Сайт доступен в режиме «чтение» до сентября 2020 года. Операции с токенами Golos, Cyber можно проводить, используя альтернативные клиенты или через эксплорер Cyberway. Подробности здесь: https://golos.io/@goloscore/operacii-s-tokenami-golos-cyber-1594822432061
С уважением, команда “Голос”
GOLOS
RU
EN
UA
msong
6 лет назад

Дело о коричневой шлюхе

Лейтенант Элберт с трудом пробирался сквозь иссушенные, трущобные улочки на служебном автомобиле. Вокруг было много мусора и детей — обе эти массы воняли одинаково скверно. Старый клаксон надрывался дуэтом с полицейской сиреной, но толку от этого было мало. Когда-то он выходил из машины и вручную перетаскивал спившихся, спящих и мертвых доходяг, освобождая дорогу. Сейчас он просто переезжал их, если те не подавали признаков жизни. Его мозг привычно отфильтровывал ощущения мягкого переваливания, когда колеса сминали под собой человеческие тела. Как всегда, лейтенант старался думать только о предстоящей работе.
Через опущенные стекла в салон проникало отвратительное зловоние: земля в этом районе была покрыта тонким слоем зелено-коричневой воды — последствие стародавнего прорыва канализации. Элберту некстати представилось, как ополоумевшие жители нападают на «фараонов», и им приходится мчаться напролом — прямо по трупам, вперемешку с дерьмом и грязью.
На заднем сидении сидел тот, кто был причиной открытых окон, хоть лейтенант и сам не знал, какое из двух зол меньшее. Субтильный молодой человек с тонким, артистичным лицом, сейчас искривленным извиняющейся улыбкой. Санинспектор, зараженный дурнопахнущими грибными спорами и потому чувствующий изменения в людских организмах. Полицейский уже сталкивался с ним в поле, и впечатление о нем составил самое положительное. По крайней мере, санинспектор не позволял обиде и горечи за собственное уродство изрыгать ругательства своими устами. Элберт с высоты пятидесяти с лишним лет чувствовал отеческую ответственность, и про себя жалел парня. Поэтому не далее, чем двадцать минут назад он чуть ли не насильно пожал спрятанную в перчатке руку молодого человека, когда тот представился Майклом и с натянутой дружелюбностью сообщил копу, что их отправили на дело.
— Когда-нибудь видели кадавра? — подал он голос с заднего сиденья, будто почувствовав мысли напарника.
Лейтенант ответил не сразу: разбитое шоссе без предупреждения уткнулось в очередные бетонные руины, и он медленно, миллиметр за миллиметром, разворачивал автомобиль.

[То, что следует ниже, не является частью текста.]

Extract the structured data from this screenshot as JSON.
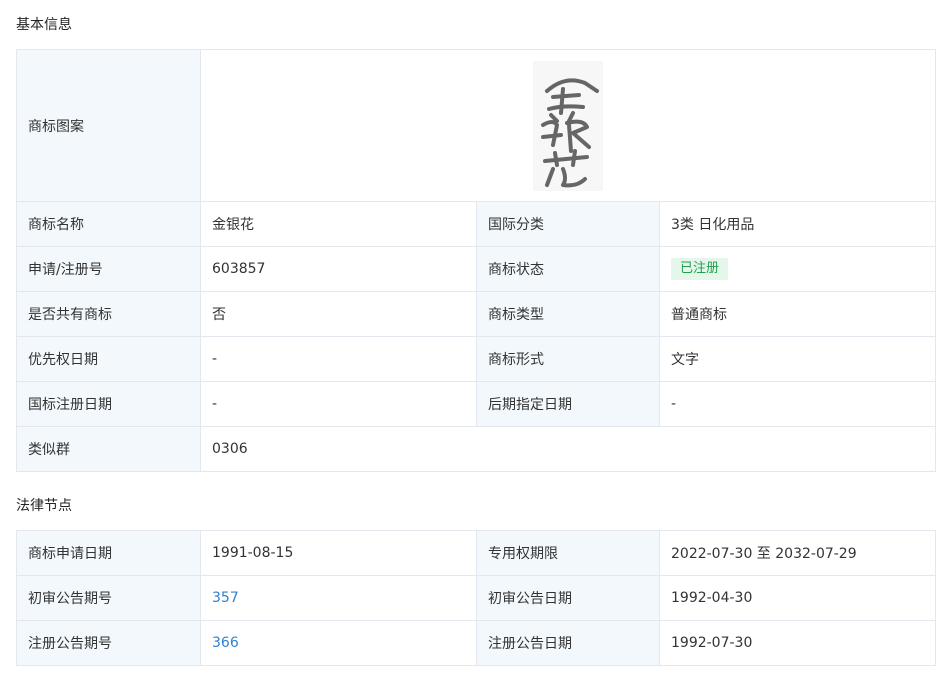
{
  "basic": {
    "section_title": "基本信息",
    "logo_label": "商标图案",
    "logo_text": "金银花",
    "rows": [
      {
        "l1": "商标名称",
        "v1": "金银花",
        "l2": "国际分类",
        "v2": "3类 日化用品"
      },
      {
        "l1": "申请/注册号",
        "v1": "603857",
        "l2": "商标状态",
        "v2": "已注册"
      },
      {
        "l1": "是否共有商标",
        "v1": "否",
        "l2": "商标类型",
        "v2": "普通商标"
      },
      {
        "l1": "优先权日期",
        "v1": "-",
        "l2": "商标形式",
        "v2": "文字"
      },
      {
        "l1": "国标注册日期",
        "v1": "-",
        "l2": "后期指定日期",
        "v2": "-"
      }
    ],
    "similar_label": "类似群",
    "similar_value": "0306"
  },
  "legal": {
    "section_title": "法律节点",
    "rows": [
      {
        "l1": "商标申请日期",
        "v1": "1991-08-15",
        "l2": "专用权期限",
        "v2": "2022-07-30 至 2032-07-29"
      },
      {
        "l1": "初审公告期号",
        "v1": "357",
        "l2": "初审公告日期",
        "v2": "1992-04-30"
      },
      {
        "l1": "注册公告期号",
        "v1": "366",
        "l2": "注册公告日期",
        "v2": "1992-07-30"
      }
    ]
  },
  "colors": {
    "label_bg": "#f2f8fc",
    "border": "#e4e8ee",
    "link": "#2f82d0",
    "status_green": "#23a04f",
    "status_bg": "#e5f6eb"
  }
}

— Нет, ни разу, — наконец собрался с мыслями Элберт, выведя машину на относительно ровный участок, — Только стрелял.
— Как так? — вежливо удивился его собеседник.
— Вел заградительный огонь, — пояснил полицейский, — То мелочь была, недоделка. Операцию провели с помпой; тогда наш департамент не был столь… могущественен.

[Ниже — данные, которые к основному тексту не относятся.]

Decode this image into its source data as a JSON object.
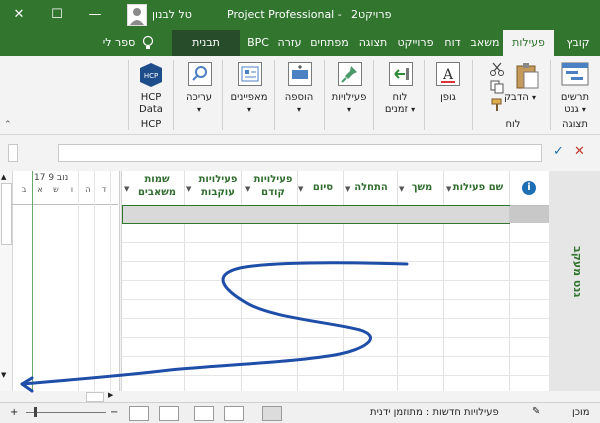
{
  "titlebar": {
    "file_title": "פרויקט2",
    "app_title": "Project Professional -",
    "user_name": "טל לבנון",
    "minimize": "—",
    "maximize": "☐",
    "close": "✕"
  },
  "tabs": [
    "קובץ",
    "פעילות",
    "משאב",
    "דוח",
    "פרוייקט",
    "תצוגה",
    "מפתחים",
    "עזרה",
    "BPC",
    "תבנית"
  ],
  "tell_me": "ספר לי",
  "ribbon": {
    "gantt": "תרשים",
    "gantt2": "גנט",
    "views_group": "תצוגה",
    "paste": "הדבק",
    "clipboard_group": "לוח",
    "font_btn": "גופן",
    "schedule": "לוח",
    "schedule2": "זמנים",
    "tasks": "פעילויות",
    "insert": "הוספה",
    "properties": "מאפיינים",
    "editing": "עריכה",
    "hcp1": "HCP",
    "hcp2": "Data",
    "hcp_group": "HCP"
  },
  "formula_bar": {
    "cancel": "✕",
    "confirm": "✓",
    "value": ""
  },
  "table": {
    "info_icon": "i",
    "headers": [
      {
        "l1": "שם פעילות",
        "l2": ""
      },
      {
        "l1": "משך",
        "l2": ""
      },
      {
        "l1": "התחלה",
        "l2": ""
      },
      {
        "l1": "סיום",
        "l2": ""
      },
      {
        "l1": "פעילויות",
        "l2": "קודם"
      },
      {
        "l1": "פעילויות",
        "l2": "עוקבות"
      },
      {
        "l1": "שמות",
        "l2": "משאבים"
      }
    ]
  },
  "side_label": "גנט מעקב",
  "timescale": {
    "date": "17 נוב 9",
    "days": [
      "ב",
      "א",
      "ש",
      "ו",
      "ה",
      "ד"
    ]
  },
  "status": {
    "ready": "מוכן",
    "new_tasks": "פעילויות חדשות : מתוזמן ידנית",
    "zoom_minus": "−",
    "zoom_plus": "+"
  },
  "colors": {
    "accent": "#31752f",
    "accent_dark": "#264c29",
    "pen": "#1f4ea8"
  }
}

— Тогда почему вы ушли из отдела нравов — на низкооплачиваемый, опасный пост?
Мужчина раздраженно поскреб серебрящуюся в рассеянном свете щетину. В голосе юноши ему послышалось пренебрежительное любопытство, и он в очередной раз напомнил себе, что инспекторы не считают людей себе ровней. Это была болезненная гордость прокаженных, и бороться с подобным было не в его, Элберта, власти.
Так что он просто замолк на весь остаток пути.

Завалившаяся деревянная хибара была уже оцеплена полицейскими. Скучающий лысенький полковник лишь сухо кивнул новоприбывшим. Ситуация была рутинной, и Элберт знал, что увидит внутри. Знал и готовился к схватке.
Майкл держал голову неестественно низко и явно старался ступать как можно осторожнее.
— Чувствуете что-нибудь? — вежливо поинтересовался его напарник, имея в виду вкрапления чего-то в гуманоидный организм.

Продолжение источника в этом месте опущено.